Still, Bush adds, from her blog on the SNL website, while the shifts appear sudden to outsiders, they should not be viewed as a “disorderly transition.”

“Quite the contrary — a disorderly transition would have been one in which there was no new CEO waiting in the wings and in which Citigroup Chairman Michael O’Neill would have had to step into the breach as interim CEO or other temporary arrangements would have been made,” explained the veteran analyst.

Bush gives the example of Brian Moynihan, CEO of Bank of America (BAC), as a chaotic transfer of power, in which “several candidates are entertained but not hired and then the board decides at the last moment that the ‘ideal candidate’ is already in the management structure,” she said.

“I’d venture that Moynihan continues to suffer somewhat from the sloppy and arbitrary nature of his ascendance to the top spot, and Citi’s new CEO, Michael Corbat (who looks like he came from banking central casting) will happily have no such burden from the outset of his tenure,” the analyst stressed.

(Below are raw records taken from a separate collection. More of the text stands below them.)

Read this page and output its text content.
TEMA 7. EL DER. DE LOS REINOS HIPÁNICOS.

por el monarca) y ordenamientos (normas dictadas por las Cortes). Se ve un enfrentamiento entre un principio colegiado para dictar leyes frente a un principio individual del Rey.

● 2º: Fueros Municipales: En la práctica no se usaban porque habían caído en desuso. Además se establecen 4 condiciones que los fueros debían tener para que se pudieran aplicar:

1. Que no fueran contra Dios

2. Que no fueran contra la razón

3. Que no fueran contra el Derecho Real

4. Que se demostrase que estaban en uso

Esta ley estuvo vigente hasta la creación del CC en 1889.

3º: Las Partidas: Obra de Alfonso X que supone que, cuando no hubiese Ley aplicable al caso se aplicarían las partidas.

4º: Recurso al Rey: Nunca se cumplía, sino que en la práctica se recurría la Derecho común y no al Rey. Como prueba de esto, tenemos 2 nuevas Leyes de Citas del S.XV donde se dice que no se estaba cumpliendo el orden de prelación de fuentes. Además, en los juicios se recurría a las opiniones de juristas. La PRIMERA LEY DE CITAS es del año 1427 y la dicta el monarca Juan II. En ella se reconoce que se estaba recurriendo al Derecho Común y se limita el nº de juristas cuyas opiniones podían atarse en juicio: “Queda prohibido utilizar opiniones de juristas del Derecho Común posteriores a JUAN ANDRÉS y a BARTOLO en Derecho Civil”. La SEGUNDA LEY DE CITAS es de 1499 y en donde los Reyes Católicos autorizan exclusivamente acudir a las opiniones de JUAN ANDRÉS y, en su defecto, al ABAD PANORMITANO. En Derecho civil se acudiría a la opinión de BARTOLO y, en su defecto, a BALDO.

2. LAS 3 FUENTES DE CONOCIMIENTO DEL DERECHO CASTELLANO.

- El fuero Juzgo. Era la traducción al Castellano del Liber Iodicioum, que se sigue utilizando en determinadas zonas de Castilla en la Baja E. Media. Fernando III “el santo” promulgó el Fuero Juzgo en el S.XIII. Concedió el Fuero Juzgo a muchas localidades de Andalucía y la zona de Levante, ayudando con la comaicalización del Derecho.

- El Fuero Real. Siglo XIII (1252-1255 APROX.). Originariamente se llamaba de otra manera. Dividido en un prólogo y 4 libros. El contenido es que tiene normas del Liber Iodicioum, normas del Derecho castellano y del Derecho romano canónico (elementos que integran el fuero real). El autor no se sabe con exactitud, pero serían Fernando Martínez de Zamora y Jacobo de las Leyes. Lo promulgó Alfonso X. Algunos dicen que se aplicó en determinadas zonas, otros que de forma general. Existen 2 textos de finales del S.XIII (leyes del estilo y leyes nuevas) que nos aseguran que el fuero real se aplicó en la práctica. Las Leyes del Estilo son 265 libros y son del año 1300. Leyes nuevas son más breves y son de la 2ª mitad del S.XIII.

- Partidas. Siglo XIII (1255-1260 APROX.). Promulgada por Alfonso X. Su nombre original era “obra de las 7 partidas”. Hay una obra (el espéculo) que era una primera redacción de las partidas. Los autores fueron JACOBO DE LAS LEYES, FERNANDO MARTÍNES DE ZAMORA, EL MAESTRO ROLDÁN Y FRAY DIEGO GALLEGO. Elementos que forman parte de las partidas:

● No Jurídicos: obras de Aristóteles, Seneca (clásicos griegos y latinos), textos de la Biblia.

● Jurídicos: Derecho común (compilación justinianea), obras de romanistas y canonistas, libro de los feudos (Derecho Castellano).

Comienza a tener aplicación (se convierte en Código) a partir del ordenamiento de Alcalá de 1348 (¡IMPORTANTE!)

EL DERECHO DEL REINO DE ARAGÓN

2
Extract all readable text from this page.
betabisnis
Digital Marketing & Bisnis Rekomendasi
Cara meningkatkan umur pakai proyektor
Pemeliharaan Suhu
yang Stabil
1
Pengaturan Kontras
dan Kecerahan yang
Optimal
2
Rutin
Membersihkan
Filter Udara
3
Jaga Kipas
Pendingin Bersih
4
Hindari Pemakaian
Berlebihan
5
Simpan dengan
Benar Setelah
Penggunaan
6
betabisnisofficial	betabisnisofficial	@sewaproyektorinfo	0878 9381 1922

Looking back at Pandit’s history at Citigroup, “I would first point out that he was an ‘accidental CEO.’ ”

After kicking out the “hapless” Chuck Prince when the financial crisis began, the bank “essentially turned to a hedge fund manager without banking experience” into a top executive with “a nightmarish job.”

In his early days as CEO, Citi lost out on a deal with Wachovia to Wells Fargo (WFC). And Pandit had “epic clashes with FDIC head Sheila Bair.” In other words, he “did not move on easily from there to fit into the bank CEO mold,” explains Bush.

More recently, Pandit led an “abortive promise” of a dividend increase to the Citi shareholders, which was reportedly nixed by the Fed. He also saw his pay package rejected by shareholders and Morgan Stanley acquire more of the Smith Barney joint venture.

These issues, along with a lagging share price and “the perceived slow pace of the shrinkage of Citi Holdings,” soon led the board to conclude that an executive with more bank “operational experience” was needed, Bush explains.

Unlike others in the industry, Pandit’s legacy is not that of “a really bad CEO” or of “a visionary and indispensable” top executive, she notes: “Instead, he was a crisis-era fixer who steadied the company and placed it on its present trajectory, and now it’s time to move on to the next chapter.”

The leadership transition is a signal that Citigroup’s board “finally awoke from its torpor and started listening to the demands of its shareholders,” says Bush. “This is a huge development in a normally complacent industry, and this is sure to be noticed by directors of banks both large and small.”

The analyst also argues that it represents “that the era of crisis has passed and that we have moved into an era that will prize operational skills over strategic ‘vision,’ and we can all thank God for that.”

Yes, this shift means a “new era” of bank leaders and “boring” industry results, Bush concludes.

“The departure of Pandit, while certainly newsworthy, may mark one of the last of the paroxysms of ‘shock and awe’ among the major banks.”

Can investors and observers live with “a banking industry that’s not going to blow itself up every seven years or so?” she asks.

The future is likely to mean less volatility, lower dividend growth and so forth, Bush says. “This is all ahead of us now, but I can say that in the wake of the events of the past five years, boring is looking pretty good to me.”